Sobre sua relação com o professor Cretella assinalou que este sempre foi um grande orientador. “As orientações que ele deu, sempre foram muito boas”.”
De início disse que não gostava de dar aulas, mas aos poucos foi tomando gosto até se tornar uma das principais professoras na matéria.
Entre os livros que usava para preparar as aulas informou que tinha como base os Cretella, Celso Antonio e Heli Lopes Meirelles.
Falou dos concursos que disputou. Revelou que a banca para ingresso tinha entre os professores nomes de peso, como Manoel Gonçalves, Dalmo Dallari e Rubens Limongi. “Era uma banca difícil”, rememorou.
Acerca de sua relação de autonomia com o direito administrativo, relatou que teve dois grandes professores: Whashington de Barros Monteiro e Sílvio Rodrigues. “Até hoje tenho os livros deles.

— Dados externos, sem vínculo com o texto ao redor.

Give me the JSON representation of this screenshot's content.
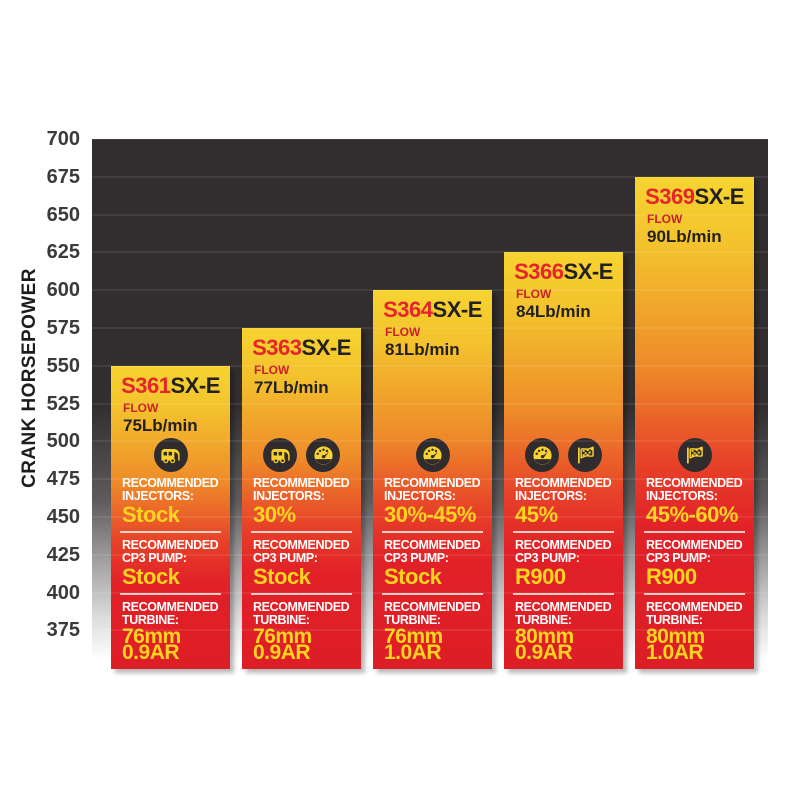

Não tenho coragem de me desfazer desses livros que me deram uma grande base em Direito Civil”, disse. “Eu sempre disse para meus alunos: ‘se vocês não souberem a parte geral do Direito Civil, vocês não sabem nada porque se aplica em todos os ramos do Direito’.”
Floriano Marques lembrou que quando a substituía nas aulas de Graduação e ela sempre lhe deu liberdade. Nesse sentido disse ter sido influenciada por seus pais.
Sobre a timidez inicial na carreira, analisou ter sido uma das maiores vitórias de sua vida. “Costumo dizer que sou uma contradição comigo mesma”.
Questionada sobre qual a visão da Faculdade e o que ela representou, observou que a SanFran fez parte de sua vida por mais de 50 anos. “Dei aula, aqui, por 33 anos e tenho o maior respeito por essa instituição. Uma coisa que sempre me impressionou foi o que ela representa até hoje. Continuo achando uma coisa fantástica a história dessa faculdade. Isso tudo me cativou de uma maneira impressionante”, adicionou.
A falta de professoras, especialmente titulares, é uma preocupação de Maria Sylvia. No entanto, disse nunca ter sido discriminada por ser mulher – tanto na docência quanto como procuradora. Mas faz um adendo: “Se eu tivesse tido filhos, teria conseguido ter feito tudo que fiz? Acho pouco provável”.
Para ela, neste momento, o Direito Administrativo está muito bem, mas se disse muito preocupada com a matéria no futuro, por conta da Inteligência Artificial Generativa. “Se não for controlada, vai ser um desastre”, disse. “Vejo que muitos professores dos EUA estão pessimistas. Tem um que diz que a IA é a última inovação da humanidade, outro que diz que a IA está avançando sem controle e que ninguém ainda encontrou a fechadura. Fico muito preocupada. As normas que têm saído do CNJ, da AMB, da OAB alertam para isso. A preocupação geral é com essas mudanças que não sei como se vai controlar”.”
A questão amplia a preocupação da docente especialmente no quesito segurança jurídica que pode ser afetada. “Acho que o Direito administrativo não pode conviver com a insegurança, com a incerteza do Direito. É um risco muito grande. Eu prefiro ainda a inteligência humana”. E citou algumas instituições ‘admiráveis’ criadas pelos humanos. “É a genialidade do ser humano, a máquina não pode fazer a mesma coisa”.”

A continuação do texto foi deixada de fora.